Kieffer, whose fund has outperformed its mid-cap category by 3.5 percentage points a year for the last decade, according to Morningstar, decided to be a more careful manager about a year ago.
Perhaps the biggest risk to the value of mortgage REITS is a sharp rise in interest rates. Kieffer sold about 40 percent of his mortgage REIT holdings after rates went to all-time lows and seemed likely to him to reverse course. He was right, although he said the extent of the decline caught him off guard, and he acknowledged increasing his positions, which he did early this summer, too soon.
When they did fall, mortgage REITs fell hard, and share prices dropped by more than could be accounted for by declines in their intrinsic value as interest rates rose. Price-to-book ratios fell, too. Annaly's price has fallen in the last 12 months from 1.08 times book value to 0.91, meaning the REIT can be bought for less than the market value of its loans. Hatteras likewise has gone from 1.08 times book to 0.87.
The rate risk that owners of residential mortgage REITs take on is something that Joel Beam, manager of the Forward Select Income Fund, would like to avoid.
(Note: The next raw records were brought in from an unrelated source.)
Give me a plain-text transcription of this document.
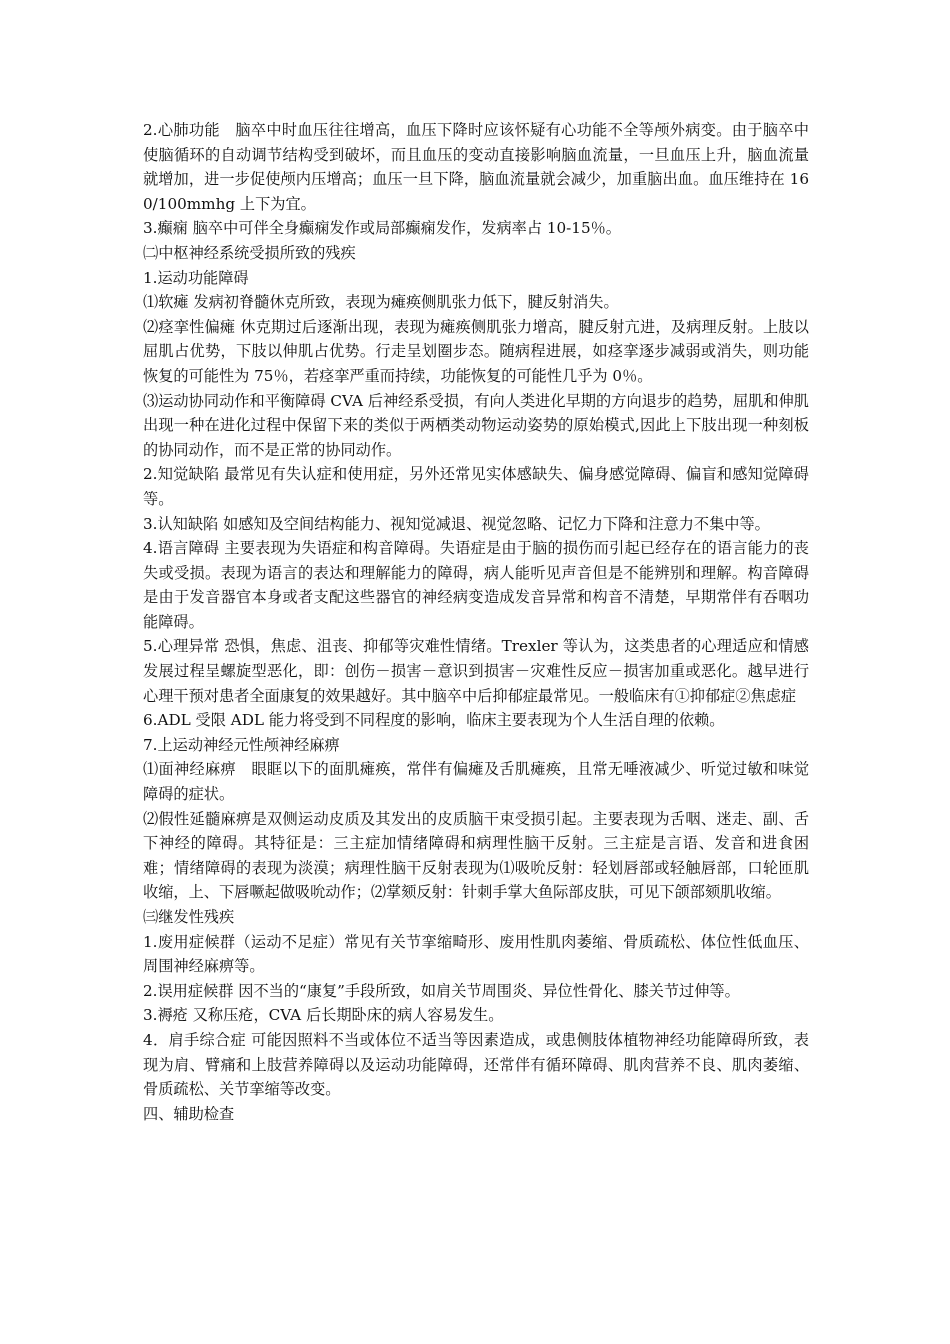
2.心肺功能　脑卒中时血压往往增高，血压下降时应该怀疑有心功能不全等颅外病变。由于脑卒中使脑循环的自动调节结构受到破坏，而且血压的变动直接影响脑血流量，一旦血压上升，脑血流量就增加，进一步促使颅内压增高；血压一旦下降，脑血流量就会减少，加重脑出血。血压维持在 160/100mmhg 上下为宜。

3.癫痫 脑卒中可伴全身癫痫发作或局部癫痫发作，发病率占 10-15％。

㈡中枢神经系统受损所致的残疾

1.运动功能障碍

⑴软瘫 发病初脊髓休克所致，表现为瘫痪侧肌张力低下，腱反射消失。

⑵痉挛性偏瘫 休克期过后逐渐出现，表现为瘫痪侧肌张力增高，腱反射亢进，及病理反射。上肢以屈肌占优势，下肢以伸肌占优势。行走呈划圈步态。随病程进展，如痉挛逐步减弱或消失，则功能恢复的可能性为 75％，若痉挛严重而持续，功能恢复的可能性几乎为 0％。

⑶运动协同动作和平衡障碍 CVA 后神经系受损，有向人类进化早期的方向退步的趋势，屈肌和伸肌出现一种在进化过程中保留下来的类似于两栖类动物运动姿势的原始模式,因此上下肢出现一种刻板的协同动作，而不是正常的协同动作。

2.知觉缺陷 最常见有失认症和使用症，另外还常见实体感缺失、偏身感觉障碍、偏盲和感知觉障碍等。

3.认知缺陷 如感知及空间结构能力、视知觉减退、视觉忽略、记忆力下降和注意力不集中等。

4.语言障碍 主要表现为失语症和构音障碍。失语症是由于脑的损伤而引起已经存在的语言能力的丧失或受损。表现为语言的表达和理解能力的障碍，病人能听见声音但是不能辨别和理解。构音障碍是由于发音器官本身或者支配这些器官的神经病变造成发音异常和构音不清楚，早期常伴有吞咽功能障碍。

5.心理异常 恐惧，焦虑、沮丧、抑郁等灾难性情绪。Trexler 等认为，这类患者的心理适应和情感发展过程呈螺旋型恶化，即：创伤－损害－意识到损害－灾难性反应－损害加重或恶化。越早进行心理干预对患者全面康复的效果越好。其中脑卒中后抑郁症最常见。一般临床有①抑郁症②焦虑症

6.ADL 受限 ADL 能力将受到不同程度的影响，临床主要表现为个人生活自理的依赖。

7.上运动神经元性颅神经麻痹

⑴面神经麻痹　眼眶以下的面肌瘫痪，常伴有偏瘫及舌肌瘫痪，且常无唾液减少、听觉过敏和味觉障碍的症状。

⑵假性延髓麻痹是双侧运动皮质及其发出的皮质脑干束受损引起。主要表现为舌咽、迷走、副、舌下神经的障碍。其特征是：三主症加情绪障碍和病理性脑干反射。三主症是言语、发音和进食困难；情绪障碍的表现为淡漠；病理性脑干反射表现为⑴吸吮反射：轻划唇部或轻触唇部，口轮匝肌收缩，上、下唇噘起做吸吮动作；⑵掌颏反射：针刺手掌大鱼际部皮肤，可见下颌部颏肌收缩。

㈢继发性残疾

1.废用症候群（运动不足症）常见有关节挛缩畸形、废用性肌肉萎缩、骨质疏松、体位性低血压、周围神经麻痹等。

2.误用症候群 因不当的“康复”手段所致，如肩关节周围炎、异位性骨化、膝关节过伸等。

3.褥疮 又称压疮，CVA 后长期卧床的病人容易发生。

4．肩手综合症 可能因照料不当或体位不适当等因素造成，或患侧肢体植物神经功能障碍所致，表现为肩、臂痛和上肢营养障碍以及运动功能障碍，还常伴有循环障碍、肌肉营养不良、肌肉萎缩、骨质疏松、关节挛缩等改变。

四、辅助检查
He favors REITs that hold loans on commercial property.
Beam's portfolio, which Morningstar ranks as the best five-year performer among real estate funds, owns Ares Capital Corp (ARCC.O ) and several preferred shares issued by iStar Financial Inc. Preferred shares rank higher than common stock in a company's capital structure and, similar to bonds, are deemed to be safer but have less appreciation potential.
Beam says iStar and Ares use less leverage than residential REITs, and he particularly likes iStar because its executives have considerable expertise in real estate management. "If a loan goes bad, they can take back the collateral and manage it," he said.
Commercial mortgage REITs borrow less, but they still have healthy yields, albeit smaller ones than their residential counterparts. Ares recently yielded 8.6 percent, and the five iStar preferred series had yields between 7.6 percent and 8 percent.
Expressing his disdain for residential mortgage REITs, Beam said, "I see them as very highly leveraged, four, five, six times. That worries me now when there's a lot of interest rate risk in the world. Their book values can change fast."
That worries Kieffer less. He concedes, though, that owning residential REITs can entail more rate risk than many investors can handle, so he recommends taking only small positions relative to the size of one's total portfolio.
"In the environment we're in and continue to be in, where we are likely to have low rates for a long time and an upward-sloping yield curve, they're a device that works as it was meant to," Kieffer said.
But he also warned, "These things can explode overnight on you. They're appealing vehicles with moments of volatility and fright in them."